Паромщик - стр. 23
С кухни доносится свисток закипающего чайника. Вскоре отец возвращается с серебряным подносом в руках. Он опускает поднос на стол. Руки его дрожат, так что чайные ложечки звякают, а чашки громко ударяются о блюдца.
– Хочешь, налью? – предлагаю я.
Отец отмахивается; он слишком горд, чтобы принять мое предложение. И потому я вынужден с нарастающим беспокойством следить, как отец, собрав все свое внимание, наполняет чашки сам. Любой человек сразу бы заметил, как неуклюжи его движения. Но есть еще нечто неосязаемое – я распознаю его благодаря профессиональному опыту. Это замечаешь по глазам: своеобразное метафизическое возбуждение, словно ретайр пытается заглушить звук, который слышит только он, или старается не замечать сонма висящих над ним духов.
Меня начинают будоражить тревожные мысли.
У каждого просперианца есть свое число: сто двадцать, сто тридцать, в редких случаях – даже сто пятьдесят.

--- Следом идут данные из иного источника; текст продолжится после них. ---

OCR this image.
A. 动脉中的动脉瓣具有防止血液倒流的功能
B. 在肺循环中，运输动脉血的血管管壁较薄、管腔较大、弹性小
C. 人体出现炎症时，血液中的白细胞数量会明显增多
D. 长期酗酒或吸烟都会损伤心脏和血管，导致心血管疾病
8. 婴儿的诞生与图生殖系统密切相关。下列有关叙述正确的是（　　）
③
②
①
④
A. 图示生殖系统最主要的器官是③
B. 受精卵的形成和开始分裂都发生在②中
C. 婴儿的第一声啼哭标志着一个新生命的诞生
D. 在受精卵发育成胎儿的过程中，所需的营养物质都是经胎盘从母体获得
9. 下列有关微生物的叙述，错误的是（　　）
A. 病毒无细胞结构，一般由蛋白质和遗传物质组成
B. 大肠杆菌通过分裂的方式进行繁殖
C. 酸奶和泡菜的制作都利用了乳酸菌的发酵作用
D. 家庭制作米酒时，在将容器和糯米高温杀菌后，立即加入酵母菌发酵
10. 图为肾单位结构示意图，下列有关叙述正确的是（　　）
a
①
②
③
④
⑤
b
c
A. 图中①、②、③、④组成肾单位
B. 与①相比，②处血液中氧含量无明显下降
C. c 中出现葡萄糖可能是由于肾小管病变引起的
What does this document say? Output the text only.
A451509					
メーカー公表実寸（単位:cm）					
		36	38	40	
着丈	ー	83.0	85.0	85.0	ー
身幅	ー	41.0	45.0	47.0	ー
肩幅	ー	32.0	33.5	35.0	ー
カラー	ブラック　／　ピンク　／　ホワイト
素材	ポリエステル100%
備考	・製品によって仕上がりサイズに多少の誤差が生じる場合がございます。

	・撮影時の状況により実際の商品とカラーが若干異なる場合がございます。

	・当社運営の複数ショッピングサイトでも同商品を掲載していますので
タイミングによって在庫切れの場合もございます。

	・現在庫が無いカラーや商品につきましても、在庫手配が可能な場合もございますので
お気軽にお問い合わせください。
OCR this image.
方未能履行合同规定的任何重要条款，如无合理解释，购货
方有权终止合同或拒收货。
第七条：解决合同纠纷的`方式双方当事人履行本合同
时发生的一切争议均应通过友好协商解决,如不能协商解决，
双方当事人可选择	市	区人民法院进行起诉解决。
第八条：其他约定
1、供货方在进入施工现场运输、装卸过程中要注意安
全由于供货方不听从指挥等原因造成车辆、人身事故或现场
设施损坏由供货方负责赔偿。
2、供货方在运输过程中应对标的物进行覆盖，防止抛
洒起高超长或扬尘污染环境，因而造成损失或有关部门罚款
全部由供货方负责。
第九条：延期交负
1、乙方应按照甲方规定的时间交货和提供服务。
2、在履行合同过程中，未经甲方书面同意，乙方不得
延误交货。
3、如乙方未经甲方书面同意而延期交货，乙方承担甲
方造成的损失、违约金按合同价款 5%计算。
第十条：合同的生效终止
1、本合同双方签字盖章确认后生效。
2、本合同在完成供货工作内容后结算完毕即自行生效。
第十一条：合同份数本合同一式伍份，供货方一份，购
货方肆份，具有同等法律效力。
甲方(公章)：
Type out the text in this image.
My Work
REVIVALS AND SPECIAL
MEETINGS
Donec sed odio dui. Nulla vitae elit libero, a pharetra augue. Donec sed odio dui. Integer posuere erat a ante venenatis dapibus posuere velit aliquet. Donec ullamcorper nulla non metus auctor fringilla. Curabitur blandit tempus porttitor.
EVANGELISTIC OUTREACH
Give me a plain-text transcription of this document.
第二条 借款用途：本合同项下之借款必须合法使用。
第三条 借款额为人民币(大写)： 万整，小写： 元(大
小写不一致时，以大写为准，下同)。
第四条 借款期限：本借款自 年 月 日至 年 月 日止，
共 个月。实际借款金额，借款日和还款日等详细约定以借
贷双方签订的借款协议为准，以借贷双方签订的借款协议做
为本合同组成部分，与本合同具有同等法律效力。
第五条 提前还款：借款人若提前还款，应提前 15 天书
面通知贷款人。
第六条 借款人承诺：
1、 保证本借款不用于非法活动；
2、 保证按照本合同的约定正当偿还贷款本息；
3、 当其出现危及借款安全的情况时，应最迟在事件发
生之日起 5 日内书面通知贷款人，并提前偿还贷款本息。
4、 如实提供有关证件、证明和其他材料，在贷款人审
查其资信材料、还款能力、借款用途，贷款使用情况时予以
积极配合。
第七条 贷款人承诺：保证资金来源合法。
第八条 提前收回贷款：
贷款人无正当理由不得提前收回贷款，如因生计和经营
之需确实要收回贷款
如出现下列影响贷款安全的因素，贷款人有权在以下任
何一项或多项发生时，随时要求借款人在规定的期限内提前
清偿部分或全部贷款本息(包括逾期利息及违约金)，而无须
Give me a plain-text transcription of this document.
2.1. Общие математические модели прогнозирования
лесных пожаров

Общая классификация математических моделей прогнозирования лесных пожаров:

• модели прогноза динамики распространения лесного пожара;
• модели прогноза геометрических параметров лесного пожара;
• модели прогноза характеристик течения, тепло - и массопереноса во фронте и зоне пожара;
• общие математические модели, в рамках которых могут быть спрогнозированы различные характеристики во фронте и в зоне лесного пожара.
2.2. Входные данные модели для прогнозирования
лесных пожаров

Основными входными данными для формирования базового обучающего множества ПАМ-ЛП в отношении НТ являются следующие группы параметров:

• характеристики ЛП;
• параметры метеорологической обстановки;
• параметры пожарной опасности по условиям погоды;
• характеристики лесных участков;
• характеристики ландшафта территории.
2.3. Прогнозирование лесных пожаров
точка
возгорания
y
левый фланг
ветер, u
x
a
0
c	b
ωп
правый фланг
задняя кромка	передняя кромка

Оно означает количество лет, в течение которых мозг конкретного человека способен исправно работать, пока не выйдет из строя. Достижения генетики дарят нам десятки лет здоровой, деятельной жизни. Мы полностью избавлены от материальной нужды и работаем в свое удовольствие. Общественное устройство предоставляет нам широчайшие возможности для развития и самовыражения. Романтические отношения, секс, не отягощенный последствиями, – все это благотворно влияет на нас, делая годы итерации яркими и насыщенными. Но никакие возможности, никакие успехи медицины не отменяют непреложного факта: груз времени неумолимо давит на нас. Время воздействует на мозг: каждая радость и печаль, каждая минута каждого дня давят на него, заставляя накапливать и сортировать данные. (Я люблю шоколад… сегодня среда… моего приемного сына зовут Проктор… моя жена Синтия привязала к ноге якорь и бросилась в море…) И наконец мозг больше не выдерживает лавины данных, внутри его начинается путаница.
Невозможно узнать заранее, когда это случится. Как говорят, «когда случится, тогда и узнаешь». Отец вызвал меня не со скуки. У него нет ни физических, ни психических расстройств. Его не мучают боли. Нельзя сказать, что он просто устал от жизни. Я оказался здесь, поскольку мир, в котором до сих пор жил отец, перестал быть удобным для него. Если сравнить реальность с легким, приятным дождем, то для отца она превратилась в яростно хлещущие потоки воды. Насыпать сахар в чай – все равно что противостоять ревущему урагану. Только предельная сосредоточенность позволяет ему сохранять какое-то подобие душевного равновесия, но эти усилия изматывают его.
Наконец чай успешно разлит по чашкам. Мы оба делаем по глотку, показывая, что отцовское сражение с чайником и чашками стоило того.
– Ты не возражаешь, если мы начнем? – спрашиваю я.
Отец молча кивает. И вдруг я остро осознаю, как странно все это. Работая паромщиком почти двадцать лет, я тысячи раз участвовал в подписании ретайр-контрактов. Дюжину ретайров я мог бы причислить к своим друзьям, еще полсотни – к знакомым. Остальные были совершенно чужими людьми. Я и представить себе не мог, что однажды мне придется заниматься этим со своим отцом.
– Можно проверить твой монитор?
Отец сбрасывает блейзер и закатывает рукав. Я достаю из портфеля ридер и подключаю к монитору. Слышится легкий писк, и дисплей ридера начинает заполняться данными.